Com’è noto, l’esito referendario di giugno ha comportato l’abrogazione (dal 21 luglio 20011) dell’art. 23-bis D.L. n. 112/2008 convertito con Legge n. 133/2008 ss.mm. e pure delle norme attuative (quali il D.P.R. 07/09/2010 n. 168).

Però il previgente art.113 del D.Lgs. n. 267/2000 (ovvero il TUEL) non può essere considerato reviviscente (vedasi anche la sentenza della Corte costituzionale 26 gennaio 2011 n. 24).

Quindi, per la materia dell’affidamento e della gestione dei servizi pubblici locali sembra essere bastevole, di per sé, l’applicazione della disciplina comunitaria e delle norme domestiche non incompatibili che comportano (è vero) un problema di ricostruzione di compatibilità nella loro lettura, ma che però sembrano altresì aprire interessanti pertugi decisionali per gli enti locali.

Per l’affidamento cosiddetto “in house” restano da rispettare i noti tre requisiti elaborati dalla Corte di Giustizia comunitaria, ovvero:

1. proprietà interamente pubblica del capitale;

2. controllo analogo da parte degli enti locali-soci;

3. attività prevalente a favore degli enti locali).

La normativa comunitaria applicabile (vedasi gli artt. 49 e 106 del testo unico europeo) com’è noto richiede una congrua motivazione in ordine alle ragioni della scelta operata in virtù del riconosciuto principio dell’autoorganizzazione, ma per il resto la disciplina comunitaria – come detto – potrebbe anche non richiedere ulteriori interventi normativi nella sua applicazione.

Per quanto riguarda il modello della società mista, essa è pienamente rispondente alla disciplina comunitaria del PPPI1, purchè la scelta del socio privato (operativo) avvenga mediante una procedura ad evidenza pubblica con duplice oggetto:

la partecipazione al capitale sociale e;

le modalità di espletamento del servizio da affidare direttamente alla costituenda società (ma concretamente svolto dal socio operativo).

Ciò proprio perché trattasi di una procedura equivalente a quella da espletare per l’affidamento a terzi del servizio pubblico; naturalmente senza più alcun vincolo in ordine all’entità delle quote di capitale da riservare alla proprietà privata ovvero a quella pubblica.

In assenza di disciplina domestica (quale quella di cui si tratterà in prosieguo) e in presenza dei risultati referendari dovrebbe considerarsi essere venuto meno l’obbligo di dismissione delle partecipazioni sociali, già previsto dalla normativa transitoria di cui all’art. 23- bis, comma 8.

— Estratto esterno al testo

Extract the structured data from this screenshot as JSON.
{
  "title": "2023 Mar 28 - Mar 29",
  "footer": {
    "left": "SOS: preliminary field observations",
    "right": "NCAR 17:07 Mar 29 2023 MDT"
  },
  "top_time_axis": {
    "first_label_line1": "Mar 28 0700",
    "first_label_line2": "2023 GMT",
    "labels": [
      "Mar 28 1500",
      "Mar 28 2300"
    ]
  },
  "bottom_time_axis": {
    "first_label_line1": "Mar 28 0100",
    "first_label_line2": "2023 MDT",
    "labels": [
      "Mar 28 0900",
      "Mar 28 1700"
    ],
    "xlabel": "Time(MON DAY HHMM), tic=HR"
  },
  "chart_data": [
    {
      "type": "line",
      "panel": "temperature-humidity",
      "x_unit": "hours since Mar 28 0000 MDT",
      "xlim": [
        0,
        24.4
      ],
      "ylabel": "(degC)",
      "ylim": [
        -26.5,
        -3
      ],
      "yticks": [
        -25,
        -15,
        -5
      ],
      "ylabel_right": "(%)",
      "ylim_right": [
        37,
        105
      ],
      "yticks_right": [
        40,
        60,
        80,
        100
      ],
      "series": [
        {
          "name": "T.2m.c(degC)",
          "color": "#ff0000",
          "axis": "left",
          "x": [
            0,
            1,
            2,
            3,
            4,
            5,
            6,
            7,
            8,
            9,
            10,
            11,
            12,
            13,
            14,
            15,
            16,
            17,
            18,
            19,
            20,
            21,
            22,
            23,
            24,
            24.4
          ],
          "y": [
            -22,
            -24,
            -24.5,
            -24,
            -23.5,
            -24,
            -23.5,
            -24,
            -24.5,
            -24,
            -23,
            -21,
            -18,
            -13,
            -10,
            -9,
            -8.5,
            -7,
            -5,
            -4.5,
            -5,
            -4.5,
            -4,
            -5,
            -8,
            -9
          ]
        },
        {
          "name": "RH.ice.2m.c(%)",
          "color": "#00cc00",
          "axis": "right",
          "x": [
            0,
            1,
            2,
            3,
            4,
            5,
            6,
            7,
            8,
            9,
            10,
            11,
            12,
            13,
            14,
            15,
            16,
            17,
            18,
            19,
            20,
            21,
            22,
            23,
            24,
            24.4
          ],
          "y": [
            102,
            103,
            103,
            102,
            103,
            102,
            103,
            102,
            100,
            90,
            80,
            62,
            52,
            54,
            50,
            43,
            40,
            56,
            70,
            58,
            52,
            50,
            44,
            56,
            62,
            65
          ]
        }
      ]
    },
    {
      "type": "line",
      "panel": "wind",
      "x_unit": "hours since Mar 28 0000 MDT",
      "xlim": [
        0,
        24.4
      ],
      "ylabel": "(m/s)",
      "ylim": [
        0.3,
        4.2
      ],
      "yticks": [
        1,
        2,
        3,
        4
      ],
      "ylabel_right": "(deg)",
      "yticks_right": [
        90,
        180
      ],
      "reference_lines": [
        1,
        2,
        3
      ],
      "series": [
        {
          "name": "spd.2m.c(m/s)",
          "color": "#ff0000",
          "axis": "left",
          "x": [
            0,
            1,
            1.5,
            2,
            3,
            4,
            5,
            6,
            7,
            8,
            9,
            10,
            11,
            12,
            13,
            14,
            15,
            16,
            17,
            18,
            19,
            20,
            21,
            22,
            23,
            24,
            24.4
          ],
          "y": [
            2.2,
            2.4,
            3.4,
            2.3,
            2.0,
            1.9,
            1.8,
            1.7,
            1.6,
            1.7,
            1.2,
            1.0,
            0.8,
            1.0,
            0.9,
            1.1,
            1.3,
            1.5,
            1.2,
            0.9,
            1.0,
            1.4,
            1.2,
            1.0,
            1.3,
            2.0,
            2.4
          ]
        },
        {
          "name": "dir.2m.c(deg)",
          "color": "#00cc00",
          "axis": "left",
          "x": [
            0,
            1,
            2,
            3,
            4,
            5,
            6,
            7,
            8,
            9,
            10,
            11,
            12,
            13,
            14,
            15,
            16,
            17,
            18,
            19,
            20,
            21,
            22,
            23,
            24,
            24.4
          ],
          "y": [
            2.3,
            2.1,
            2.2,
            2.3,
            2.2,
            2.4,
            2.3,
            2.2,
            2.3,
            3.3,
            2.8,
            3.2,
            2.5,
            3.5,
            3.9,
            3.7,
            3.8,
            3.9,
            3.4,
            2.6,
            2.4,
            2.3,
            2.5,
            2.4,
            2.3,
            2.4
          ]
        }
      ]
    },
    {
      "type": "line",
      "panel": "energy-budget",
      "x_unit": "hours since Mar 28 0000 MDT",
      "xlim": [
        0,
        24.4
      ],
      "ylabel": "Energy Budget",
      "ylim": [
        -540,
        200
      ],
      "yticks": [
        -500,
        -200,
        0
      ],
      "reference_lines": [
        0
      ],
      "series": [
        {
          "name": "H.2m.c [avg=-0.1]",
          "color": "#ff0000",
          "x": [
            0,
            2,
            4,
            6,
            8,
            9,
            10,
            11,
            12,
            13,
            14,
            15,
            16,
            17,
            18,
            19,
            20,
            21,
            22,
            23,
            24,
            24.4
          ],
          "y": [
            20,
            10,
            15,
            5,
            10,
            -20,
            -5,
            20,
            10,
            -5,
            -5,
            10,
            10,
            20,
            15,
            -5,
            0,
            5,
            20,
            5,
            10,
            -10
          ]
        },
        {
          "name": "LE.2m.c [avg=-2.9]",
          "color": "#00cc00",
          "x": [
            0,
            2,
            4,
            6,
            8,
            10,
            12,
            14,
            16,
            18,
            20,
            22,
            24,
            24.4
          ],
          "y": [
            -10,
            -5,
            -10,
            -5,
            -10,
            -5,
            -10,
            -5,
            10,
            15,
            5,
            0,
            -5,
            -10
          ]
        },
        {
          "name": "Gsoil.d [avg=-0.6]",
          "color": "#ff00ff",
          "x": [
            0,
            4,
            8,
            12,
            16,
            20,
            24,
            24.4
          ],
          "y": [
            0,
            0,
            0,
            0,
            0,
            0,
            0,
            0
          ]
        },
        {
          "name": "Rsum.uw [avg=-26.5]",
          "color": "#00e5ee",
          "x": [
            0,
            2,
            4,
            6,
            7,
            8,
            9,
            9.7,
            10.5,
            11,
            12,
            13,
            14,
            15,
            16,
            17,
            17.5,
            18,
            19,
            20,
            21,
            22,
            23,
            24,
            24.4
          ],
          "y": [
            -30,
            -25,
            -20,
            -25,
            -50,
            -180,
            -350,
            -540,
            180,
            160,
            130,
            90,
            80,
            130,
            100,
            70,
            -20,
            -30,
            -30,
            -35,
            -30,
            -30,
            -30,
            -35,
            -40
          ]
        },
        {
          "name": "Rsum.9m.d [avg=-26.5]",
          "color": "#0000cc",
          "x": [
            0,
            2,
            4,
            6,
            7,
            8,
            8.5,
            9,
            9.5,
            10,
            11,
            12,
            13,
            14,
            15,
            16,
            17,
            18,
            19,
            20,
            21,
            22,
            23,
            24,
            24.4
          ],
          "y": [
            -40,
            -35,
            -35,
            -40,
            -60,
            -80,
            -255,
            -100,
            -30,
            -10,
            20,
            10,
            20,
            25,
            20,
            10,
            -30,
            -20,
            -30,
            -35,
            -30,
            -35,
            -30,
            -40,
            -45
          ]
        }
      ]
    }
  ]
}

In altri termini: potrebbero proseguire gli affidamenti di servizi pubblici a società miste e/o in house anche se prive dei requisiti voluti dall’ordinamento comunitario, esistendo peraltro il generico obbligo degli enti locali/soci di conformare gli assetti societari ed i rapporti sorti dagli affidamenti.

Rimarrebbero, invece, tutte le altre limitazioni stabilite:

dall’art. 13 decreto cosiddetto “Bersani”;

dall’art. 3, commi 27 e seguenti della Legge n. 244/2007;

dall’art. 14, comma 32 della Legge n. 122/20102.

E’ ora intervenuto il decreto legge 13 agosto 2001, n.138 recante <Ulteriori misure urgenti per la stabilizzazione finanziaria e per lo sviluppo> che muovendo (o prendendo a pretesto) la “eccezionale” (!) crisi finanziaria internazionale3, di fatto sembra non introdurre una semplificazione “reale” di taluni oggetti ivi interessati, bensì sembra sostanzialmente riscrivere (in modo aggiornato, tenendo conto delle critiche precedentemente sollevate in parte qua) l’art.23 - bis sui servizi pubblici locali e che, tra altro, interviene in diverse materie, tra le quali il famoso sistema di tracciabilità dei rifiuti (SISTRI).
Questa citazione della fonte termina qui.